In practice, however, this transition was a mess. Musk himself praised the policy with tweets that antagonized his critics and made him feel entitled to their money. “Trash me all day, but it costs $8,” He wrote(opens in a new tab) in November last year. In the months since Twitter put this idea into practice, Twitter Blue subscribers tend to be accounts with relatively few followers, and definitely not the type of high-profile users who need an ID verification process to avoid being impersonated and their followers have potential victims.

ALSO SEE:

Dril and other Twitter power users are starting a campaign to block paid ‘Block the Blue’ ticks

But when Twitter took the extra step earlier this week to revoke the badges of prominent Twitter users, there was a much sharper contrast between Twitter Blue subscribers with their blue badges and prominent, formerly verified users – seen as creators of many of the high-quality content that makes Twitter worth having — with none.
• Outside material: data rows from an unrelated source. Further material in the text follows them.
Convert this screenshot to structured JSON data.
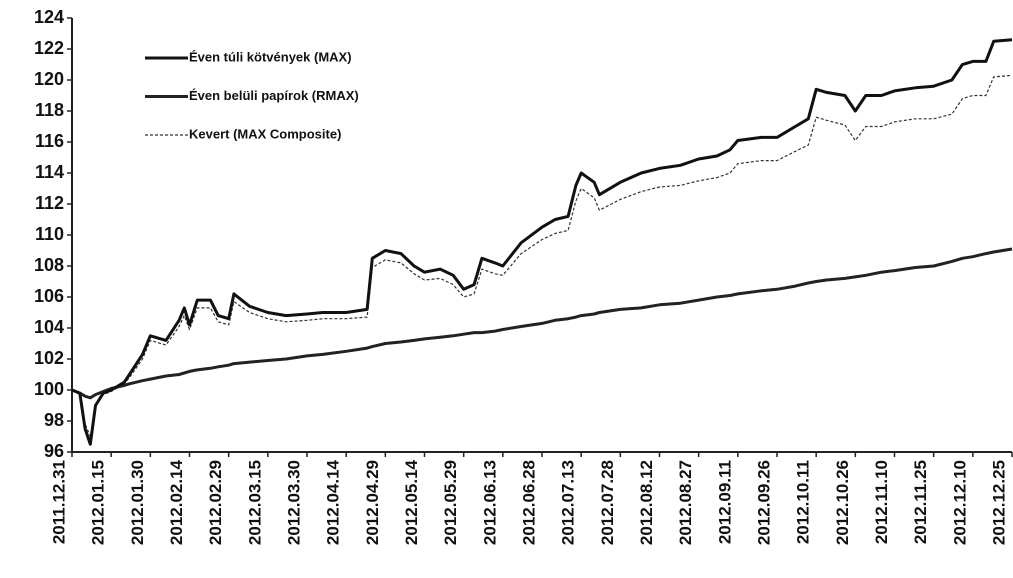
{
  "chart_data": {
    "type": "line",
    "x": [
      "2011.12.31",
      "2012.01.03",
      "2012.01.05",
      "2012.01.07",
      "2012.01.09",
      "2012.01.12",
      "2012.01.15",
      "2012.01.20",
      "2012.01.22",
      "2012.01.27",
      "2012.01.30",
      "2012.02.05",
      "2012.02.10",
      "2012.02.12",
      "2012.02.14",
      "2012.02.17",
      "2012.02.22",
      "2012.02.25",
      "2012.02.29",
      "2012.03.02",
      "2012.03.08",
      "2012.03.15",
      "2012.03.22",
      "2012.03.30",
      "2012.04.05",
      "2012.04.14",
      "2012.04.22",
      "2012.04.24",
      "2012.04.29",
      "2012.05.05",
      "2012.05.10",
      "2012.05.14",
      "2012.05.20",
      "2012.05.25",
      "2012.05.29",
      "2012.06.02",
      "2012.06.05",
      "2012.06.10",
      "2012.06.13",
      "2012.06.20",
      "2012.06.28",
      "2012.07.03",
      "2012.07.08",
      "2012.07.11",
      "2012.07.13",
      "2012.07.18",
      "2012.07.20",
      "2012.07.28",
      "2012.08.05",
      "2012.08.12",
      "2012.08.20",
      "2012.08.27",
      "2012.09.03",
      "2012.09.08",
      "2012.09.11",
      "2012.09.20",
      "2012.09.26",
      "2012.10.03",
      "2012.10.08",
      "2012.10.11",
      "2012.10.15",
      "2012.10.22",
      "2012.10.26",
      "2012.10.30",
      "2012.11.05",
      "2012.11.10",
      "2012.11.18",
      "2012.11.25",
      "2012.12.02",
      "2012.12.06",
      "2012.12.10",
      "2012.12.15",
      "2012.12.18",
      "2012.12.25"
    ],
    "series": [
      {
        "name": "Éven túli kötvények (MAX)",
        "color": "#111111",
        "style": "solid",
        "values": [
          100,
          99.8,
          97.5,
          96.5,
          99.0,
          99.8,
          100.0,
          100.5,
          101.0,
          102.3,
          103.5,
          103.2,
          104.5,
          105.3,
          104.2,
          105.8,
          105.8,
          104.8,
          104.6,
          106.2,
          105.4,
          105.0,
          104.8,
          104.9,
          105.0,
          105.0,
          105.2,
          108.5,
          109.0,
          108.8,
          108.0,
          107.6,
          107.8,
          107.4,
          106.5,
          106.8,
          108.5,
          108.2,
          108.0,
          109.5,
          110.5,
          111.0,
          111.2,
          113.2,
          114.0,
          113.4,
          112.6,
          113.4,
          114.0,
          114.3,
          114.5,
          114.9,
          115.1,
          115.5,
          116.1,
          116.3,
          116.3,
          117.0,
          117.5,
          119.4,
          119.2,
          119.0,
          118.0,
          119.0,
          119.0,
          119.3,
          119.5,
          119.6,
          120.0,
          121.0,
          121.2,
          121.2,
          122.5,
          122.6
        ]
      },
      {
        "name": "Éven belüli papírok (RMAX)",
        "color": "#222222",
        "style": "solid",
        "values": [
          100,
          99.8,
          99.6,
          99.5,
          99.7,
          99.9,
          100.1,
          100.3,
          100.4,
          100.6,
          100.7,
          100.9,
          101.0,
          101.1,
          101.2,
          101.3,
          101.4,
          101.5,
          101.6,
          101.7,
          101.8,
          101.9,
          102.0,
          102.2,
          102.3,
          102.5,
          102.7,
          102.8,
          103.0,
          103.1,
          103.2,
          103.3,
          103.4,
          103.5,
          103.6,
          103.7,
          103.7,
          103.8,
          103.9,
          104.1,
          104.3,
          104.5,
          104.6,
          104.7,
          104.8,
          104.9,
          105.0,
          105.2,
          105.3,
          105.5,
          105.6,
          105.8,
          106.0,
          106.1,
          106.2,
          106.4,
          106.5,
          106.7,
          106.9,
          107.0,
          107.1,
          107.2,
          107.3,
          107.4,
          107.6,
          107.7,
          107.9,
          108.0,
          108.3,
          108.5,
          108.6,
          108.8,
          108.9,
          109.1
        ]
      },
      {
        "name": "Kevert (MAX Composite)",
        "color": "#333333",
        "style": "dashed",
        "values": [
          100,
          99.7,
          97.8,
          97.0,
          99.0,
          99.7,
          99.9,
          100.4,
          100.8,
          102.0,
          103.2,
          102.9,
          104.1,
          104.8,
          103.9,
          105.3,
          105.3,
          104.4,
          104.2,
          105.7,
          105.0,
          104.6,
          104.4,
          104.5,
          104.6,
          104.6,
          104.7,
          107.9,
          108.4,
          108.2,
          107.5,
          107.1,
          107.2,
          106.8,
          106.0,
          106.2,
          107.8,
          107.5,
          107.4,
          108.8,
          109.7,
          110.1,
          110.3,
          112.2,
          113.0,
          112.4,
          111.6,
          112.3,
          112.8,
          113.1,
          113.2,
          113.5,
          113.7,
          114.0,
          114.6,
          114.8,
          114.8,
          115.4,
          115.8,
          117.6,
          117.4,
          117.1,
          116.1,
          117.0,
          117.0,
          117.3,
          117.5,
          117.5,
          117.8,
          118.8,
          119.0,
          119.0,
          120.2,
          120.3
        ]
      }
    ],
    "xlim": [
      "2011.12.31",
      "2012.12.25"
    ],
    "xticks": [
      "2011.12.31",
      "2012.01.15",
      "2012.01.30",
      "2012.02.14",
      "2012.02.29",
      "2012.03.15",
      "2012.03.30",
      "2012.04.14",
      "2012.04.29",
      "2012.05.14",
      "2012.05.29",
      "2012.06.13",
      "2012.06.28",
      "2012.07.13",
      "2012.07.28",
      "2012.08.12",
      "2012.08.27",
      "2012.09.11",
      "2012.09.26",
      "2012.10.11",
      "2012.10.26",
      "2012.11.10",
      "2012.11.25",
      "2012.12.10",
      "2012.12.25"
    ],
    "ylim": [
      96,
      124
    ],
    "yticks": [
      96,
      98,
      100,
      102,
      104,
      106,
      108,
      110,
      112,
      114,
      116,
      118,
      120,
      122,
      124
    ],
    "grid": false,
    "legend": "upper left"
  }
}
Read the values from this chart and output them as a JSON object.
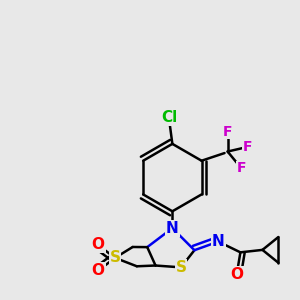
{
  "bg_color": "#e8e8e8",
  "bond_color": "#000000",
  "bond_width": 1.8,
  "atom_colors": {
    "Cl": "#00bb00",
    "F": "#cc00cc",
    "N": "#0000ee",
    "S": "#ccbb00",
    "O": "#ff0000",
    "C": "#000000"
  },
  "font_size": 11,
  "font_size_f": 10
}
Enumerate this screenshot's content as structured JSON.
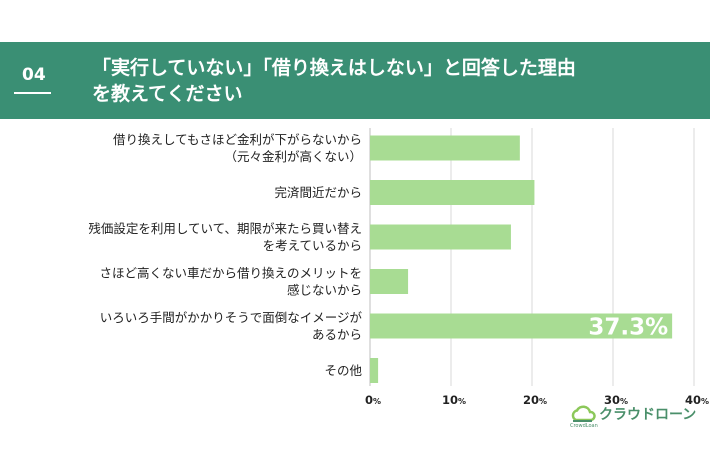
{
  "header": {
    "number": "04",
    "title_line1": "「実行していない」「借り換えはしない」と回答した理由",
    "title_line2": "を教えてください"
  },
  "chart_data": {
    "type": "bar",
    "orientation": "horizontal",
    "categories": [
      [
        "借り換えしてもさほど金利が下がらないから",
        "（元々金利が高くない）"
      ],
      [
        "完済間近だから"
      ],
      [
        "残価設定を利用していて、期限が来たら買い替え",
        "を考えているから"
      ],
      [
        "さほど高くない車だから借り換えのメリットを",
        "感じないから"
      ],
      [
        "いろいろ手間がかかりそうで面倒なイメージが",
        "あるから"
      ],
      [
        "その他"
      ]
    ],
    "values": [
      18.5,
      20.3,
      17.4,
      4.7,
      37.3,
      1.0
    ],
    "data_labels": [
      "",
      "",
      "",
      "",
      "37.3%",
      ""
    ],
    "xlim": [
      0,
      40
    ],
    "ticks": [
      {
        "num": "0",
        "unit": "%"
      },
      {
        "num": "10",
        "unit": "%"
      },
      {
        "num": "20",
        "unit": "%"
      },
      {
        "num": "30",
        "unit": "%"
      },
      {
        "num": "40",
        "unit": "%"
      }
    ],
    "grid": true,
    "bar_color": "#a8dc93",
    "grid_color": "#d9d9d9"
  },
  "logo": {
    "name": "クラウドローン",
    "sub": "CrowdLoan",
    "color": "#4a8f6a"
  }
}
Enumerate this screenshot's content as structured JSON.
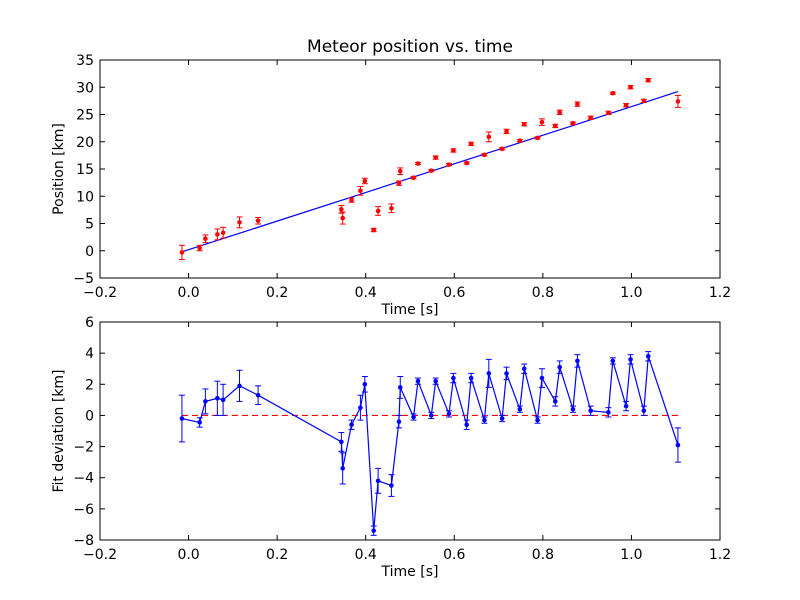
{
  "chart_data": [
    {
      "type": "scatter",
      "title": "Meteor position vs. time",
      "xlabel": "Time [s]",
      "ylabel": "Position [km]",
      "xlim": [
        -0.2,
        1.2
      ],
      "ylim": [
        -5,
        35
      ],
      "xticks": [
        "−0.2",
        "0.0",
        "0.2",
        "0.4",
        "0.6",
        "0.8",
        "1.0",
        "1.2"
      ],
      "yticks": [
        "−5",
        "0",
        "5",
        "10",
        "15",
        "20",
        "25",
        "30",
        "35"
      ],
      "grid": false,
      "colors": {
        "points": "#ff0000",
        "fit": "#0000ff"
      },
      "series": [
        {
          "kind": "errorbar-points",
          "x": [
            -0.015,
            0.025,
            0.038,
            0.065,
            0.078,
            0.115,
            0.157,
            0.345,
            0.348,
            0.368,
            0.388,
            0.398,
            0.418,
            0.428,
            0.458,
            0.475,
            0.478,
            0.508,
            0.518,
            0.548,
            0.558,
            0.588,
            0.598,
            0.628,
            0.638,
            0.668,
            0.678,
            0.708,
            0.718,
            0.748,
            0.758,
            0.788,
            0.798,
            0.828,
            0.838,
            0.868,
            0.878,
            0.908,
            0.948,
            0.958,
            0.988,
            0.998,
            1.028,
            1.038,
            1.105
          ],
          "y": [
            -0.3,
            0.5,
            2.2,
            3.0,
            3.3,
            5.2,
            5.5,
            7.6,
            6.0,
            9.3,
            11.0,
            12.8,
            3.8,
            7.3,
            7.8,
            12.4,
            14.6,
            13.4,
            16.0,
            14.7,
            17.1,
            15.8,
            18.4,
            16.1,
            19.6,
            17.6,
            20.9,
            18.7,
            21.9,
            20.2,
            23.2,
            20.7,
            23.6,
            22.9,
            25.4,
            23.4,
            26.9,
            24.4,
            25.3,
            28.9,
            26.7,
            30.0,
            27.5,
            31.3,
            27.4
          ],
          "yerr": [
            1.3,
            0.5,
            0.7,
            1.0,
            1.0,
            1.0,
            0.6,
            0.7,
            1.1,
            0.4,
            0.8,
            0.5,
            0.3,
            0.8,
            0.8,
            0.4,
            0.6,
            0.2,
            0.2,
            0.2,
            0.3,
            0.2,
            0.3,
            0.2,
            0.3,
            0.2,
            0.9,
            0.2,
            0.4,
            0.2,
            0.3,
            0.2,
            0.6,
            0.3,
            0.4,
            0.2,
            0.4,
            0.3,
            0.3,
            0.2,
            0.3,
            0.3,
            0.3,
            0.3,
            1.1
          ]
        },
        {
          "kind": "line",
          "x": [
            -0.015,
            1.105
          ],
          "y": [
            -0.2,
            29.2
          ]
        }
      ]
    },
    {
      "type": "line",
      "title": "",
      "xlabel": "Time [s]",
      "ylabel": "Fit deviation [km]",
      "xlim": [
        -0.2,
        1.2
      ],
      "ylim": [
        -8,
        6
      ],
      "xticks": [
        "−0.2",
        "0.0",
        "0.2",
        "0.4",
        "0.6",
        "0.8",
        "1.0",
        "1.2"
      ],
      "yticks": [
        "−8",
        "−6",
        "−4",
        "−2",
        "0",
        "2",
        "4",
        "6"
      ],
      "grid": false,
      "colors": {
        "line": "#0000ff",
        "zero": "#ff0000"
      },
      "series": [
        {
          "kind": "errorbar-line",
          "x": [
            -0.015,
            0.025,
            0.038,
            0.065,
            0.078,
            0.115,
            0.157,
            0.345,
            0.348,
            0.368,
            0.388,
            0.398,
            0.418,
            0.428,
            0.458,
            0.475,
            0.478,
            0.508,
            0.518,
            0.548,
            0.558,
            0.588,
            0.598,
            0.628,
            0.638,
            0.668,
            0.678,
            0.708,
            0.718,
            0.748,
            0.758,
            0.788,
            0.798,
            0.828,
            0.838,
            0.868,
            0.878,
            0.908,
            0.948,
            0.958,
            0.988,
            0.998,
            1.028,
            1.038,
            1.105
          ],
          "y": [
            -0.2,
            -0.45,
            0.9,
            1.1,
            1.0,
            1.9,
            1.3,
            -1.7,
            -3.4,
            -0.6,
            0.5,
            2.0,
            -7.4,
            -4.2,
            -4.5,
            -0.4,
            1.8,
            -0.1,
            2.2,
            0.0,
            2.2,
            0.1,
            2.4,
            -0.6,
            2.4,
            -0.3,
            2.7,
            -0.2,
            2.7,
            0.4,
            3.0,
            -0.3,
            2.4,
            0.9,
            3.1,
            0.4,
            3.5,
            0.3,
            0.2,
            3.5,
            0.6,
            3.6,
            0.3,
            3.8,
            -1.9
          ],
          "yerr": [
            1.5,
            0.3,
            0.8,
            1.1,
            1.0,
            1.0,
            0.6,
            0.6,
            1.0,
            0.3,
            0.8,
            0.5,
            0.3,
            0.8,
            0.7,
            0.4,
            0.7,
            0.2,
            0.2,
            0.2,
            0.2,
            0.2,
            0.3,
            0.3,
            0.3,
            0.2,
            0.9,
            0.2,
            0.4,
            0.2,
            0.3,
            0.2,
            0.6,
            0.3,
            0.4,
            0.2,
            0.4,
            0.3,
            0.3,
            0.2,
            0.3,
            0.3,
            0.3,
            0.3,
            1.1
          ]
        },
        {
          "kind": "dashed-zero",
          "x": [
            -0.015,
            1.105
          ],
          "y": [
            0,
            0
          ]
        }
      ]
    }
  ]
}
Making this state of affairs all the worse for many longtime users was the fact that the Twitter Blue membership is now associated with Elon Musk fandom. And as Twitter Blue subscribers gain more exposure on the site, blue ticks felt like a swarm of vermin hindering their enjoyment of the platform.

In response, the creator of a defunct app called The Block List created an account called @BlockTheBlue and launched a campaign to marginalize Twitter Blue subscribers by blocking them en masse, ostensibly silencing the sound and causing Twitter returned to its former idyll. The campaign itself may have remained marginal, but it quickly acquired @dril as a prominent advocate and gave the Block the Blue campaign direct access to its 1.7 million followers.

Shortly after the publication of a Mashable article about the campaign on Friday, the @BlockTheBlue account was suspended. Then on Saturday afternoon @dril tweeted a picture of a toilet with a tick in it and used the hashtag #BlockTheBlueChecks(opens in a new tab).

In the midst of the drama surrounding that tweet, @dril suddenly had a blue check next to his name. He responded by repeatedly changing his display name and, of course, joking.

Mashable’s Matt Binder tweeted that he will “no doubt use any method to get rid of his tick”.

Elon Musk has handed out other seemingly involuntary blue ticks, including those to Lebron James, Stephen King, and William Shatner(opens in a new tab). However, this last move is a minor change from this strategy. James, King and Shatner had expressed their disapproval of the new policy and Musk commented on their unexpected badges as if they were gifts(opens in a new tab).

In contrast, this latest crop of spite ticks is an unequivocal attempt to antagonize those who openly criticize Musk and those who pay for Twitter. @dril, for his part, called them “blue guys” and called them “death-eyed idiots who usually try to sell you something stupid and expensive”, but now he’s one. By his own logic, his followers should block him.

Binder called the move(opens in a new tab) Musk’s ‘first funny thing’.